Le pétrole algérien continue de trouver ses principaux débouchés en Europe, la France conservant sa place de premier acheteur devant l’Espagne au premier semestre 2026. Cette période a néanmoins été marquée par un recul notable des exportations globales de brut algérien. Le classement des principaux importateurs confirme la prééminence des marchés européens.
La France en tête des importateurs de pétrole algérien
D’après des données spécialisées diffusées le mardi 14 juillet 2026, la France a acheté en moyenne 62 000 barils de brut algérien par jour sur les six premiers mois de l’année. Ce volume représente 16 % de l’ensemble des exportations pétrolières de l’Algérie.
Ce chiffre suffit à maintenir Paris au sommet du classement des pays important du brut algérien par voie maritime. L’Espagne suit en deuxième position, avec des achats moyens de 56 000 barils quotidiens sur la même période.
Réunis, ces deux voisins européens absorbent près d’un tiers du pétrole brut vendu par l’Algérie à l’étranger. Cette concentration illustre la dépendance persistante des flux algériens vis-à-vis du continent européen.
Un top 5 largement dominé par l’Europe
Les cinq premiers clients de l’Algérie – France, Espagne, Corée du Sud, Royaume-Uni et Pays-Bas – totalisent 64 % des ventes de brut depuis le début de l’année 2026. La Corée du Sud demeure le seul représentant asiatique de ce peloton de tête.
Cette configuration souligne la faible pénétration des marchés asiatiques dans les débouchés du brut algérien. L’essentiel des cargaisons transite ainsi vers des raffineries situées de l’autre côté de la Méditerranée.
Des trajectoires divergentes selon les acheteurs
Les évolutions varient fortement d’un pays à l’autre. Les importations françaises de brut algérien ont reculé de 18 % sur un an, glissant de 76 000 à 62 000 barils quotidiens entre les deux premiers semestres.
L’Espagne accuse une baisse encore plus prononcée. Ses achats sont passés de 88 000 à 56 000 barils par jour, soit une chute de 36,4 % comparée à la même période de 2025.
À rebours de cette tendance, la Corée du Sud a renforcé ses commandes de 31,4 %, portant ses importations de 35 000 à 46 000 barils journaliers. Le Royaume-Uni, lui, a réduit ses achats de 15 %, tombant de 53 000 à 45 000 barils par jour.
La progression la plus spectaculaire revient aux Pays-Bas. Leurs importations ont bondi de 170 %, grimpant de 14 000 à 38 000 barils quotidiens entre les deux exercices comparés.
Un net repli des exportations de brut algérien
Sur l’ensemble du premier semestre 2026, les exportations de pétrole brut algérien ont atteint en moyenne 388 000 barils par jour. Ce niveau marque un recul de 13,2 % par rapport aux 447 000 barils journaliers enregistrés un an plus tôt.
La baisse est également sensible au regard de 2024, année durant laquelle les expéditions atteignaient 416 000 barils quotidiens. La dynamique baissière touche donc les exportations de brut sur plusieurs exercices consécutifs.
Des flux mensuels en dents de scie
Le premier semestre 2026 a été marqué par de fortes variations d’un mois à l’autre.

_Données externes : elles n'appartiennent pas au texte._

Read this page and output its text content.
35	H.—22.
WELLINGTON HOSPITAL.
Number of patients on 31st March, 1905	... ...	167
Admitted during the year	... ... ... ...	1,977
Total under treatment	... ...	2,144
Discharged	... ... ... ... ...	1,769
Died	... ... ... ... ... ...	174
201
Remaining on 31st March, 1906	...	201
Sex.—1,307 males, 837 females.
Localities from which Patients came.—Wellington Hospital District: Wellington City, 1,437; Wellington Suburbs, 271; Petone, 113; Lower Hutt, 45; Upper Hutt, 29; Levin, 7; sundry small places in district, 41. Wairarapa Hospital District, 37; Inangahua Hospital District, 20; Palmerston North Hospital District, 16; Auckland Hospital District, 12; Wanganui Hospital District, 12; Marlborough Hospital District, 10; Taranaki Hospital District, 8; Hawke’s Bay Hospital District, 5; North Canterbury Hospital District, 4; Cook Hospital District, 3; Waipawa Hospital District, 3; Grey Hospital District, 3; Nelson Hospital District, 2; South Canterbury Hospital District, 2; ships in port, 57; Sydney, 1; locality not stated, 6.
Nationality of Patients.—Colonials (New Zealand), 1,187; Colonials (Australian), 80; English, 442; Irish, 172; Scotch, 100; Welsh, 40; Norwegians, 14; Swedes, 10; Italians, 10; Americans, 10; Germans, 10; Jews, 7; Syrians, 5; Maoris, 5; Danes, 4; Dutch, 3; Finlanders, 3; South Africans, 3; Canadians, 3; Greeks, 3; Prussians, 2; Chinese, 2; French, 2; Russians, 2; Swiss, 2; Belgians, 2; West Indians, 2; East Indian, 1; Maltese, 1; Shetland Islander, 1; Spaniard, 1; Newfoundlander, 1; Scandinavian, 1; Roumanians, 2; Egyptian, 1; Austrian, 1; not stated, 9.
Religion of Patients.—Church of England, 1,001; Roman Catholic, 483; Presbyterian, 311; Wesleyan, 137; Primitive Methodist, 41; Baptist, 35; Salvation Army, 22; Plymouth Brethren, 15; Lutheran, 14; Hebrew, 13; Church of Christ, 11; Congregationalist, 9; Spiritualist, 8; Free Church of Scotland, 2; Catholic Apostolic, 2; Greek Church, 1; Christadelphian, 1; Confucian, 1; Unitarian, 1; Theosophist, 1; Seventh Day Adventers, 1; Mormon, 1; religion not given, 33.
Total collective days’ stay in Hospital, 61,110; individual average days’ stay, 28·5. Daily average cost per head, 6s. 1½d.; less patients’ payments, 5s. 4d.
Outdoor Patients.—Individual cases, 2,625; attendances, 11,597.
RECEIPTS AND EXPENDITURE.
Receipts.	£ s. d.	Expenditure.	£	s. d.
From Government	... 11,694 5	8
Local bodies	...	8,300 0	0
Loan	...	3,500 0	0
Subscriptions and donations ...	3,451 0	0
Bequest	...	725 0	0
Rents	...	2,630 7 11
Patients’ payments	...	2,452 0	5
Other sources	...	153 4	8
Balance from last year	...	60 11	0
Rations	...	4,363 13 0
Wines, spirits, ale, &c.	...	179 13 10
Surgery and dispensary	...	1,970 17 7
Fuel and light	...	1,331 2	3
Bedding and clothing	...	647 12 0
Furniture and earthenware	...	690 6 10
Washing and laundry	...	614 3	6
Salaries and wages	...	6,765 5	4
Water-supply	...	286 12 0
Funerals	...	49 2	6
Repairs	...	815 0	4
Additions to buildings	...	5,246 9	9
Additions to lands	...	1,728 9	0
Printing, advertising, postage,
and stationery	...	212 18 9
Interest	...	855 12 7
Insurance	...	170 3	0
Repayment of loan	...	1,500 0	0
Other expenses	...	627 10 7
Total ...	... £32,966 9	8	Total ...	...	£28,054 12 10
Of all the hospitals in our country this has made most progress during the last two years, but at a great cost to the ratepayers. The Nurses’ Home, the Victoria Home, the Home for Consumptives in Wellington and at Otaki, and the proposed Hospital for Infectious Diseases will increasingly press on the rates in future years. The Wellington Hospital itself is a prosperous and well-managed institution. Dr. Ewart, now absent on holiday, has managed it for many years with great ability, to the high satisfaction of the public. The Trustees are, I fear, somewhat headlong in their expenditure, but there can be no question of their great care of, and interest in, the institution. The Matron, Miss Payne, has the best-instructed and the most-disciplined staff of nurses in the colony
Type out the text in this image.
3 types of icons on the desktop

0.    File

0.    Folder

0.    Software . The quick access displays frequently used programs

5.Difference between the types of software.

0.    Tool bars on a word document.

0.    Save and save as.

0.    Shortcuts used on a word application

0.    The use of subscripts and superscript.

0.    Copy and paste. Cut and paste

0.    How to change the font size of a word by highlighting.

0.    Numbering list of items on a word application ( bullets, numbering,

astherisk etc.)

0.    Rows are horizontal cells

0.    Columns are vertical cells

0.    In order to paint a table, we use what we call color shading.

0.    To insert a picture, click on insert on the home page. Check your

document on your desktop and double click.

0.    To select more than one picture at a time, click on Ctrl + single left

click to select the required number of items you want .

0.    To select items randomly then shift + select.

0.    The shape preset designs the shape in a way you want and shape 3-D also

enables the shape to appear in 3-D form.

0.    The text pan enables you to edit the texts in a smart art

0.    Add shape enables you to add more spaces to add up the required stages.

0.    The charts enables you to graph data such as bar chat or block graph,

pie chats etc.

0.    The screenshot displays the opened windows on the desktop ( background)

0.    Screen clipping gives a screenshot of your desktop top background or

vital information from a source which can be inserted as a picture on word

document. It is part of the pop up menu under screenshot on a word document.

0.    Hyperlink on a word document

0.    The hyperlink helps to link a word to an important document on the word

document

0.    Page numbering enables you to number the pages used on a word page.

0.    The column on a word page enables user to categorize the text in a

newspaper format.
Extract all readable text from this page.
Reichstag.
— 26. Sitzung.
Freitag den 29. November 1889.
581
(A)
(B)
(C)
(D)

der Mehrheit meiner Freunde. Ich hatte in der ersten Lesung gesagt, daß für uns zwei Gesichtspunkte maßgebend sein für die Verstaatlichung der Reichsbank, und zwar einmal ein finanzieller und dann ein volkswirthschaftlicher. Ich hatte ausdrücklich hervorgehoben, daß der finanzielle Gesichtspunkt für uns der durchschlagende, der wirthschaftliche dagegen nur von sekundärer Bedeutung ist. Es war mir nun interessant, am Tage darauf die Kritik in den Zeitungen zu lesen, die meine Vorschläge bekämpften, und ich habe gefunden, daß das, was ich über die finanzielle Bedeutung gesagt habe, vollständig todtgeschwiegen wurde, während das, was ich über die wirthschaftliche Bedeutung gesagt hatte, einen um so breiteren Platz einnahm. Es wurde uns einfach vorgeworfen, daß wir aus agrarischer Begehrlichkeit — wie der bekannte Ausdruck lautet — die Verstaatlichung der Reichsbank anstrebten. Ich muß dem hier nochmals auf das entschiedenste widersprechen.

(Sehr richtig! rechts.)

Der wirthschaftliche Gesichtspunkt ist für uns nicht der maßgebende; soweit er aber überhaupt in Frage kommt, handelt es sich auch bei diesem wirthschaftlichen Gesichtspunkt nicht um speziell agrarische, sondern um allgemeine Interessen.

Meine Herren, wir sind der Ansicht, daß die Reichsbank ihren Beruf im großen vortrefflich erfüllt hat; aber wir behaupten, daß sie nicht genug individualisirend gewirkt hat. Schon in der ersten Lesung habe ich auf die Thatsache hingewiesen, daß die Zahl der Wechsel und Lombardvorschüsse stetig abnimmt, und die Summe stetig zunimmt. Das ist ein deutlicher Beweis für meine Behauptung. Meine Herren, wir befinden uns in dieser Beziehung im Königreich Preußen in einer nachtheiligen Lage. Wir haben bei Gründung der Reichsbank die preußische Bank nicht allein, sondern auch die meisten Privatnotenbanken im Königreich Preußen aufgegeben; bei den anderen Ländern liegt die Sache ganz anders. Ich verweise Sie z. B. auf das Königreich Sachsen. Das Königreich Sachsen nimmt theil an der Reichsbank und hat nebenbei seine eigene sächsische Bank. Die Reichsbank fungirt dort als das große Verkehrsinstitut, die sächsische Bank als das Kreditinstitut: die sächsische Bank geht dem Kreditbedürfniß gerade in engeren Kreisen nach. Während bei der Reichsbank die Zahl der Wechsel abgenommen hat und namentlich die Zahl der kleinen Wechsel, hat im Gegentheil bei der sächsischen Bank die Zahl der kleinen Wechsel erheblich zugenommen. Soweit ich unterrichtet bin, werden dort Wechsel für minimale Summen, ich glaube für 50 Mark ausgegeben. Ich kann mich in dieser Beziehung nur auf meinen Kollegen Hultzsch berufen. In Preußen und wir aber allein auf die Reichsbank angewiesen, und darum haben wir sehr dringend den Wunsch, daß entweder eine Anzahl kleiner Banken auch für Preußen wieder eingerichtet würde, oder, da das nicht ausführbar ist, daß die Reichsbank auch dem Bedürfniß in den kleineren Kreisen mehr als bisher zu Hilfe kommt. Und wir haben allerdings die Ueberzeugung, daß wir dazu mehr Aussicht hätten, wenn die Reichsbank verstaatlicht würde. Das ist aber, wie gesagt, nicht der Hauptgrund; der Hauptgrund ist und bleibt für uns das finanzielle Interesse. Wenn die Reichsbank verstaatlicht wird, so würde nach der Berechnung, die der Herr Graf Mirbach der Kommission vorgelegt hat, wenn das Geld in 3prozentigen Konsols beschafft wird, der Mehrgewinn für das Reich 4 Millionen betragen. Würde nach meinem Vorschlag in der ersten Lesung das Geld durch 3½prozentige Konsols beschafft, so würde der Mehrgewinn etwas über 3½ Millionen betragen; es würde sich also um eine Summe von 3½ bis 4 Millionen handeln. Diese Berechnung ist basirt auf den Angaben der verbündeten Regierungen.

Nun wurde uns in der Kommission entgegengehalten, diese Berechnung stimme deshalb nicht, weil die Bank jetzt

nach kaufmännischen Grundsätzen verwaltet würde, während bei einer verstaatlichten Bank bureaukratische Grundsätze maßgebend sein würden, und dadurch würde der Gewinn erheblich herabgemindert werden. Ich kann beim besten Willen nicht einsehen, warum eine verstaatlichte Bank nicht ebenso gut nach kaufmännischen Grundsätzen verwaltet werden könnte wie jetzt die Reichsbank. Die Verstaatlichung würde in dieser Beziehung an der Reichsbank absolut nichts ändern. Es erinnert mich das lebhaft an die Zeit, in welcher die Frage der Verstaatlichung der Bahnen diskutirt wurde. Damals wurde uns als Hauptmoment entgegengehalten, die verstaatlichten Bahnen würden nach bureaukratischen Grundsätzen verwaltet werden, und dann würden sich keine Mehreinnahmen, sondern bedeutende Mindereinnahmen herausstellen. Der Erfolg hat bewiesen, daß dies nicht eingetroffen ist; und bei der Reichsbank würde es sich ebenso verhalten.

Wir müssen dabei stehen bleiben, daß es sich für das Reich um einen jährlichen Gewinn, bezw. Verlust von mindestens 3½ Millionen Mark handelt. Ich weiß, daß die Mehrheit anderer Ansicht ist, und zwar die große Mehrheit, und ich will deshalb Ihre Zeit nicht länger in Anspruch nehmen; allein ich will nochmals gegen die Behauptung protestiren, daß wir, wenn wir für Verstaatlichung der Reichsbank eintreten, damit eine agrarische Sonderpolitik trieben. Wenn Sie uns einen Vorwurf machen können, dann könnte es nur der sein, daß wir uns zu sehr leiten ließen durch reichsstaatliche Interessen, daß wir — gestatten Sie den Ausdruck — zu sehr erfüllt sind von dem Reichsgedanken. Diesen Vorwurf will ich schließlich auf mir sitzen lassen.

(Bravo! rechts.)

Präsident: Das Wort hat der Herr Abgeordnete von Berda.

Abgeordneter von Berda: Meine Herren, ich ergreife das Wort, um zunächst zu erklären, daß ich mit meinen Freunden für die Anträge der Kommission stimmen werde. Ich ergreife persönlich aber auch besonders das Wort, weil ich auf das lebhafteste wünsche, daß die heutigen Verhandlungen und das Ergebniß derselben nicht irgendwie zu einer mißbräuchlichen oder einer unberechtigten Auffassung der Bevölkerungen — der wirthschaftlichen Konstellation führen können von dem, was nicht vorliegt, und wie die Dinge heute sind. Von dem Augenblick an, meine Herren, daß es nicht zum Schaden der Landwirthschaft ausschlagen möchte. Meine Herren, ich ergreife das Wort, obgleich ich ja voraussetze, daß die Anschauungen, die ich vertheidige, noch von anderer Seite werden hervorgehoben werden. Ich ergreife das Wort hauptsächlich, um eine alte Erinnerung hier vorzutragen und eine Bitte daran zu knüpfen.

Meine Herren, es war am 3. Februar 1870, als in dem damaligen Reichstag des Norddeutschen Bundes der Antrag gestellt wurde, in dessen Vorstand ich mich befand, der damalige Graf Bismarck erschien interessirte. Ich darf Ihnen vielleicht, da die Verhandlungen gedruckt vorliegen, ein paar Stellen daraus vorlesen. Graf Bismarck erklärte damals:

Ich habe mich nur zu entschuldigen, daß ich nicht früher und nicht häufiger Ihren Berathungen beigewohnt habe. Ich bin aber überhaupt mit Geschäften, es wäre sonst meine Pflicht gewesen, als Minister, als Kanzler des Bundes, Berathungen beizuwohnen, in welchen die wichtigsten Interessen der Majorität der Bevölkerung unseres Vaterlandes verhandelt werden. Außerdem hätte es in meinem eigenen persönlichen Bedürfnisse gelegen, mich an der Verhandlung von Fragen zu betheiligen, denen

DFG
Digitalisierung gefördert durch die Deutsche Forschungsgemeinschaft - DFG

En janvier, les exportations sont descendues à 200 000 barils par jour, un plancher inédit depuis plusieurs années.
Le rebond de février a été spectaculaire, avec un pic à 506 000 barils quotidiens, du jamais-vu depuis mai 2025. Les mois suivants ont ensuite fluctué : 391 000 barils en mars, 443 000 en avril, 427 000 en mai et 363 000 en juin.
Un recul des ventes malgré une production en hausse
Le repli des exportations de brut intervient paradoxalement dans un contexte de production ascendante. L’Algérie a extrait en moyenne 977 000 barils par jour sur le premier semestre 2026, un rythme en nette amélioration.
En juin 2026, la production a même culminé à 987 000 barils quotidiens, son sommet depuis trois ans. Cette hausse de l’extraction contraste donc avec la diminution des cargaisons de pétrole brut expédiées à l’étranger.
Ce décalage s’explique par une stratégie assumée d’Alger, qui privilégie désormais le raffinage local. L’objectif consiste à transformer une plus grande part du brut sur le territoire national pour exporter des produits pétroliers à plus forte valeur ajoutée.
Cette réorientation industrielle traduit une volonté algérienne de mieux valoriser sa ressource pétrolière au lieu de la vendre à l’état brut. Reste à voir si cette montée en gamme parviendra à compenser durablement la baisse des ventes de brut sur les marchés européens.